I tend to look at the world through market colored glasses.
If I have to wait in a ridiculously long line at the grocery store because there are only two registers open, that’s an order imbalance to me. Too many buyers and not enough sellers.
Recently I took a much despised transcontinental flight. The day of my flight there was one first-class seat open, costing an upgrade fee of seven hundred and fifty dollars. When I boarded the plane it was still available — three fifty I estimated as long as the cabin door remained open. Forty-five minutes into the flight it was down to a buck ten.
A polite request to the flight attendant and a smile, and it was mine for eight dollars. It hit my target and I hit the bid.

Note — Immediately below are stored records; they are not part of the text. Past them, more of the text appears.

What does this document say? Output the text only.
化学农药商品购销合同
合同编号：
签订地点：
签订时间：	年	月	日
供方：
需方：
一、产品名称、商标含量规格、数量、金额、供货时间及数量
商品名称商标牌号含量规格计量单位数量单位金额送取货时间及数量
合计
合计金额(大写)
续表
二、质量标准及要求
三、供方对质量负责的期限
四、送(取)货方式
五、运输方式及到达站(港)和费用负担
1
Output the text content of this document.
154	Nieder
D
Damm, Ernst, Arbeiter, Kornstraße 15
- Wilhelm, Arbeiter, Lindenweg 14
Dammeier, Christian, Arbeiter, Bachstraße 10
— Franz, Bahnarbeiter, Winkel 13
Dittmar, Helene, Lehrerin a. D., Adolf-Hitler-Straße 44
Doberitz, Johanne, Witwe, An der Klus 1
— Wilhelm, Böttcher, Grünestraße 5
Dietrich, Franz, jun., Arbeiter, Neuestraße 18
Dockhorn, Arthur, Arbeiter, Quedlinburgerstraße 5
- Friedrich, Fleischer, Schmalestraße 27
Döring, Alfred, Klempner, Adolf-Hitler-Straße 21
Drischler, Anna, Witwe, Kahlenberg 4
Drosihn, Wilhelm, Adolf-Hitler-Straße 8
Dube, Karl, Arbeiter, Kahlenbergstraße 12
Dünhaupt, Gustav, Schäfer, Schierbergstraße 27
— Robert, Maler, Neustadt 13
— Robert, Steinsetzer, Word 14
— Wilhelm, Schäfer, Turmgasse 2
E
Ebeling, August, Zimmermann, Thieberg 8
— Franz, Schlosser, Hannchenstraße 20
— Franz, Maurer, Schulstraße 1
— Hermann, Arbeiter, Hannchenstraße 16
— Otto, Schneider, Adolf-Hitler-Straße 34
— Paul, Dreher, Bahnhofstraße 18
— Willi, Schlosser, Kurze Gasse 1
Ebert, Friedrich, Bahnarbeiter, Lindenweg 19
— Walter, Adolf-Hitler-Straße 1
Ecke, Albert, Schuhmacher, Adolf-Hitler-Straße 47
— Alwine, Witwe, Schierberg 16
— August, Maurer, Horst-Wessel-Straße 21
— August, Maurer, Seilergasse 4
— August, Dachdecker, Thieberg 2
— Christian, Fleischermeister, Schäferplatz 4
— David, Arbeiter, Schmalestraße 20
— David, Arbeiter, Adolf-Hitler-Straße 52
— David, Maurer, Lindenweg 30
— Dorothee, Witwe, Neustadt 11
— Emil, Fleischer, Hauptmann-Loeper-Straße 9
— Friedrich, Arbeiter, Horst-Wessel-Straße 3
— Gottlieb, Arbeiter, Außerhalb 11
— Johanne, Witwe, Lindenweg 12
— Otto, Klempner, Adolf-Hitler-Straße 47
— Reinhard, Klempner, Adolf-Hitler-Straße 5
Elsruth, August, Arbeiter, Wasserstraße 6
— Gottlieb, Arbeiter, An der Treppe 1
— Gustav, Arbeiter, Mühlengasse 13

So when I got an agitated call from a good friend of mine last week regarding a domestic matter, I naturally framed it in terms I could relate to best.
My friend and his wife both make a good living, but by the end of each month, they always seemed to be in the red. The root of the problem appeared to lay at his wife’s feet, as she seemed to be the one draining the bank account on a regular basis.
Note: This is not meant to be some sort of gender-biased comment; it just happens to be how the facts lay out in this case.
In order to find some sort of mutually agreed upon solution, he and his wife decided that they would not make any purchases over one hundred dollars without checking with each other. But despite the plan, by the end of the next month, they had still gone negative.
A quick look at their monthly statement told the story. His wife had indeed stuck to the rules of their agreement; but not the spirit.
There were almost fifty individual charges on her debit card ranging from forty-five to ninety-five dollars a piece.
What I saw was over trading. And possibly a stint in couples therapy.
I have talked at length on this blog about the importance of a methodology and using position sizing to define your risk, but you can still blow your account out if you use “respecting your max loss rules” as a rationalization for overtrading when you are running bad.
There are a couple of ways you can avoid that.
One option is to limit the number of trades you make in a given time period. For a day trader that might be two to five trades a day. For a swing trader that might be six to ten trades per month.
A second option is to set a maximum cumulative dollar loss for your account in a given time period, regardless of the number of trades.
But no matter which method you use, the important idea is that it is based on tying individual position losses to your overall account equity. That way you have created objective criteria to let you know when you are overdoing it and need to dial things back.